Bir insan için en önemli sırdaş, eşidir. Sonra başına gelen bir sürü mücadelenin hukuki savunucusu avukatıdır. Yaşamı boyunca yaşadığı sağlık sorunlarının sırdaşı da doktorudur. Belki bir insan arkadaşıyla, çevresiyle paylaşamadığı büyük sorunları avukatıyla veya doktoruyla paylaşıyor olabilir.
İnsanoğlu çocuklukta bile arkadaşsız bir yaşam süremez. Annesi, babası, eşi, kardeşleri olsa da illa ki bunların dışında bir veya birkaç yakın arkadaşı da olacaktır. Sosyal hayatta bir insan ihtiyaçlarının giderilmesi uğrunda çeşitli ortamlara girer çıkar. Çeşitli meslek gruplarıyla temas eder. Bu temaslarda en yakın olduğu ortamlar ve meslek grupları o insanı yakınen tanıyan kişiler veya kimselerdir.
Muhafazakar bir insan düşündüğümüzde günlük olarak uğradığı mekanlardan birisi evine en yakın veya mahallesinde bulunan ibadethanedir. Buralara devamlı süratle giden bir insan herhangi bir nedenle burada bulunan cemaatten eksilirse cemaat içinden onun yokluğu fark edilir ve sorgulanır. Cumadaki en önemli özelliklerden biri de yakın çevredeki insanların varlığının veya yokluğunun hissedilmesidir.
İnsanoğlunun her gün uğradığı mekanlardan birisi de her gün alışveriş yaptığı mahalle bakkalı veya manavıdır. Her gün ekmek aldığı fırındır. Veya, bakkala manava, fırına giden yol üzerinde bulunan esnaflardır.
Herkesin uğradığı mekanlardan bir diğeri de kasabıdır. Ara sıra uğradığı terzisidir. İhtiyaç halinde uğradığı berberidir. Veya da her gün gününü geçirdiği kahvedir.
Bir kişi belli bir mekanda iş tutmuşsa çevresindeki kimseler tarafından da yokluğu hissedilir. İş yerindeki çalışma arkadaşlarından yokluğu hissedilir.
Bütün bunların ne anlam kazandığına varırsak, sonuç şudur; İnsanlar bu günlerde arkadaşlık, komşuluk ilişkilerinin zayıfladığını kimsenin kimseye değer vermediğini anlatırken yukarda verdiğimiz örneklerden şu sonuçlara gidebiliriz.

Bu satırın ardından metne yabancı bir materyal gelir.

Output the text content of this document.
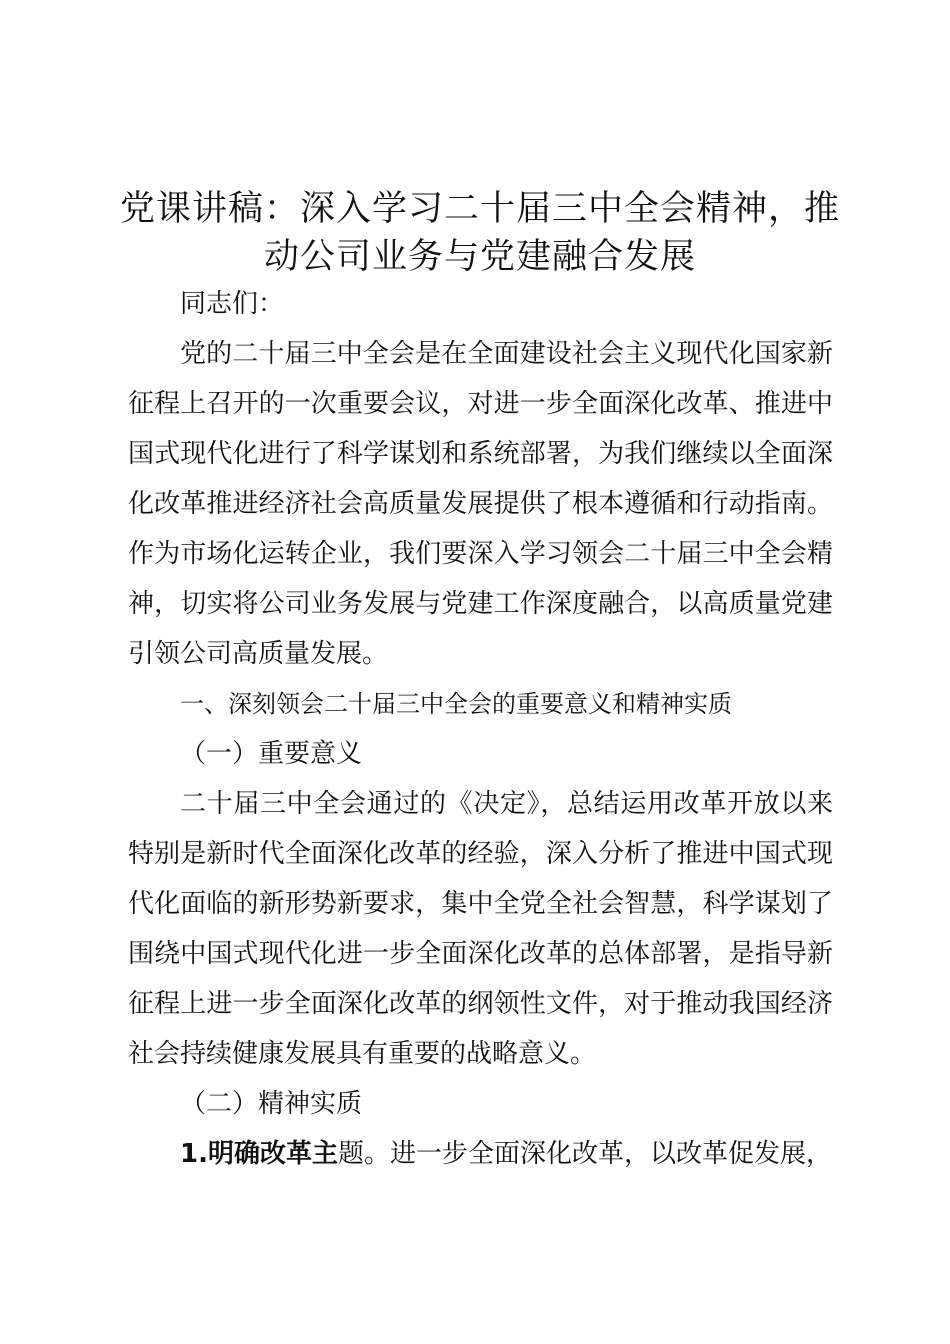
党课讲稿：深入学习二十届三中全会精神，推
动公司业务与党建融合发展
同志们：
党的二十届三中全会是在全面建设社会主义现代化国家新
征程上召开的一次重要会议，对进一步全面深化改革、推进中
国式现代化进行了科学谋划和系统部署，为我们继续以全面深
化改革推进经济社会高质量发展提供了根本遵循和行动指南。
作为市场化运转企业，我们要深入学习领会二十届三中全会精
神，切实将公司业务发展与党建工作深度融合，以高质量党建
引领公司高质量发展。
一、深刻领会二十届三中全会的重要意义和精神实质
（一）重要意义
二十届三中全会通过的《决定》，总结运用改革开放以来
特别是新时代全面深化改革的经验，深入分析了推进中国式现
代化面临的新形势新要求，集中全党全社会智慧，科学谋划了
围绕中国式现代化进一步全面深化改革的总体部署，是指导新
征程上进一步全面深化改革的纲领性文件，对于推动我国经济
社会持续健康发展具有重要的战略意义。
（二）精神实质
1.明确改革主题。进一步全面深化改革，以改革促发展，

Bir insan ibadet için ibadethanelere uğrayamıyorsa , eğlence için kahveye gitmiyorsa da belli mekanlar onun varlığını, yokluğunu hisseder mi desek de gelişen teknoloji çağı artık eski mekanları yok etmiştir. Hepimizin marketlere değiştiği bakkal yok olmuştur. Konfeksiyon hayatı terzi ile ilişkimizi kesmiştir. Yine marketler fırınla, kasapla aramıza mesafe koymuştur. Bankamatik kartları biraz daha toplumdaki sosyal ilişkimizi zayıflatmıştır. Sosyal ilişkilerin giderek zayıfladığı bir ortamda insanların da varlığının yokluğunun tespit edilemediği ortamları doğrultmuştur. Bu günlerde elimizde varsa yoksa telefon hatta konuşma ağları bile telefonda demode olmuştur. Face, messanger, tango, twitter, whatsup ve bunun gibi iletişim kanallarının dışında kalan insanları sanki yokmuş gibi hissedersiniz.
Gelişim, bilişim, sosyal medya, eski dostluklarımızı, eski komşuluklarımızı birer, birer yok ederken sanal dünyaya doğru giden insanlar hayatın içine bire bir giremeyince her türlü sorununu strese yükleyerek teselli bulmaya çalışsa da geçmiş hayat vücudumuzun enerjisini bizden toprağa alıp götüren bir sistem olarak sanki özleniyor gibi.